Roberta Guimarães, de 52 anos, advogada com 30 anos de carreira e formada recentemente em medicina veterinária, é um verdadeiro exemplo de que não existe idade para realizar os  nossos sonhos. Sabe aquele sonho que você colocou na gaveta porque não conseguiu realizá-lo dentro do cronograma que gostaria? Inspire-se nessa história e dê o pontapé inicial para começar a viver seu sonho. 

Filha única, ela conta que, por conta da rigidez e dos cuidados da mãe, quando foi escolher qual profissão seguir, não conseguiu ingressar imediatamente no curso dos seus sonhos. 

“Quando fui fazer o vestibular, não tinha faculdade de veterinária em Santos e a minha mãe falou que poderia fazer qualquer curso, mas sem sair da cidade. Então eu obedeci. Me inscrevi nos cursos de administração, economia e direito, passei nas três, e acabei escolhendo direito”.

Durante 30 anos, a amiga dos animais exerceu a profissão de advogada, mas há 6 anos, depois de perder os dois pais e ficar um período com a coluna travada, por conta do estresse e da depressão, Roberta repensou sua vida toda, e relembrou seu sonho de infância. Depois disso, decidiu mudar de profissão. 

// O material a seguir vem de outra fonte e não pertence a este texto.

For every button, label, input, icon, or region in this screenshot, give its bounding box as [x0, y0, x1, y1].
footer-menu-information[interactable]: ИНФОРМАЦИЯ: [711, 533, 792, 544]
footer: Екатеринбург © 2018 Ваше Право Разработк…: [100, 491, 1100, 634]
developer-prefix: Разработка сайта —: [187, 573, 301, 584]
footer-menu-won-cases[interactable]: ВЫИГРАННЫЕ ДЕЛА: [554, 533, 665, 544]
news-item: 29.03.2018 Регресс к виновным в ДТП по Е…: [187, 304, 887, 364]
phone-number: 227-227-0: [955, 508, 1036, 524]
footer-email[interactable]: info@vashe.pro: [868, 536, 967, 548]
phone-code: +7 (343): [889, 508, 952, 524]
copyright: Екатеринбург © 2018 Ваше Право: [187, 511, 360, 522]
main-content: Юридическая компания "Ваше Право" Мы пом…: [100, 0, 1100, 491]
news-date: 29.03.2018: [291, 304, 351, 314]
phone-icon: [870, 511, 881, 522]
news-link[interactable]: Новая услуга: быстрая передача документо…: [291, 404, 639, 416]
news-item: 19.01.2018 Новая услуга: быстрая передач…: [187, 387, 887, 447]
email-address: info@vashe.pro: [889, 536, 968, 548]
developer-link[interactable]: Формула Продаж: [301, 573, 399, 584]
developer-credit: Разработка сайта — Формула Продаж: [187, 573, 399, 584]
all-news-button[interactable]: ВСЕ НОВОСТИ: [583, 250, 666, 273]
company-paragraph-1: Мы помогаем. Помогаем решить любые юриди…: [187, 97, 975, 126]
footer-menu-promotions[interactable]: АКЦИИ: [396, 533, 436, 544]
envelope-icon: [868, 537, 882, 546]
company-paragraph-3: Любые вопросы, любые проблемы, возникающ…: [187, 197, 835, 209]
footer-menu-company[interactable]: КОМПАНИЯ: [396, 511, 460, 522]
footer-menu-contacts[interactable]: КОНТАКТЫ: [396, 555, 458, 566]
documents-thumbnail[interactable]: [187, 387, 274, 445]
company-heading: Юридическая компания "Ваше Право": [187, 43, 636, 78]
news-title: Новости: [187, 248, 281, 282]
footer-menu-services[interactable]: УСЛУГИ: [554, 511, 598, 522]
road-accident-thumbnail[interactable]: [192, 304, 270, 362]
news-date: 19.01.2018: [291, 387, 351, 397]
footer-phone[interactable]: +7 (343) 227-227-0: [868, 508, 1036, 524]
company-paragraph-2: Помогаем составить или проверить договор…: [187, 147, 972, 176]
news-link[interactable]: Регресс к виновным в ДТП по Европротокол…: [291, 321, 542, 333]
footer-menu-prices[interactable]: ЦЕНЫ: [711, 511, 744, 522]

No começo, mesmo com muita coragem, ainda tinha um pouco de receio em começar uma nova faculdade. Por isso decidiu fazer um curso de auxiliar de veterinária, para ver se realmente era isso que queria para sua vida. Depois de auxiliar na sua primeira cirurgia, veio a certeza de que realmente ela tinha nascido para cuidar dos animais. Ingressou na faculdade de medicina veterinária e nunca mais saiu da área.

“Desde criança eu ia para cima de todos os bichos, independentemente do tamanho deles. Pegava pomba doente e levava para casa. Quando era adolescente comprei um livro de periquito rico, para aprender sobre a alimentação dele. Sempre tive certeza absoluta de que eu queria seguir nessa profissão.”

Desde o 1º ano da faculdade, fez estágio e tinha a ideia de se especializar em cuidados de gatos domésticos. Por isso fez cursos voltados para essa área durante 2 anos. Mas no 3º ano, durante um estágio obrigatório na faculdade de formação, a São Judas, ela teve contato pela primeira vez com os animais silvestres no CEPTAS (Centro de Pesquisa e Triagem de Animais Silvestres), em Cubatão, e se apaixonou completamente. 

“Hoje em dia existem muitas especializações na medicina veterinária, por isso o mais difícil é escolher. Mas quando o coração escolhe não tem dúvida, a gente vai e pronto, e enfrenta qualquer coisa”.

Depois do final desse estágio, a médica veterinária nunca mais abandonou a nova área. O segundo estágio, que foi no Orquidário Municipal de Santos, durou 1 ano e meio. Depois conseguiu uma oportunidade no DEPV3 (Divisão de Fauna Silvestre) na capital de São Paulo, mas, com a pandemia, tudo fechou. 

Mesmo com toda essa dificuldade, a oportunidade de continuar com o trato de animais silvestres apareceu novamente. Por ter demonstrado muito interesse durante seus cursos, ela foi chamada para  trabalhar em outros 3 locais, entre eles o Zoo de Guarulhos onde foi selecionada para  fazer estágio obrigatório.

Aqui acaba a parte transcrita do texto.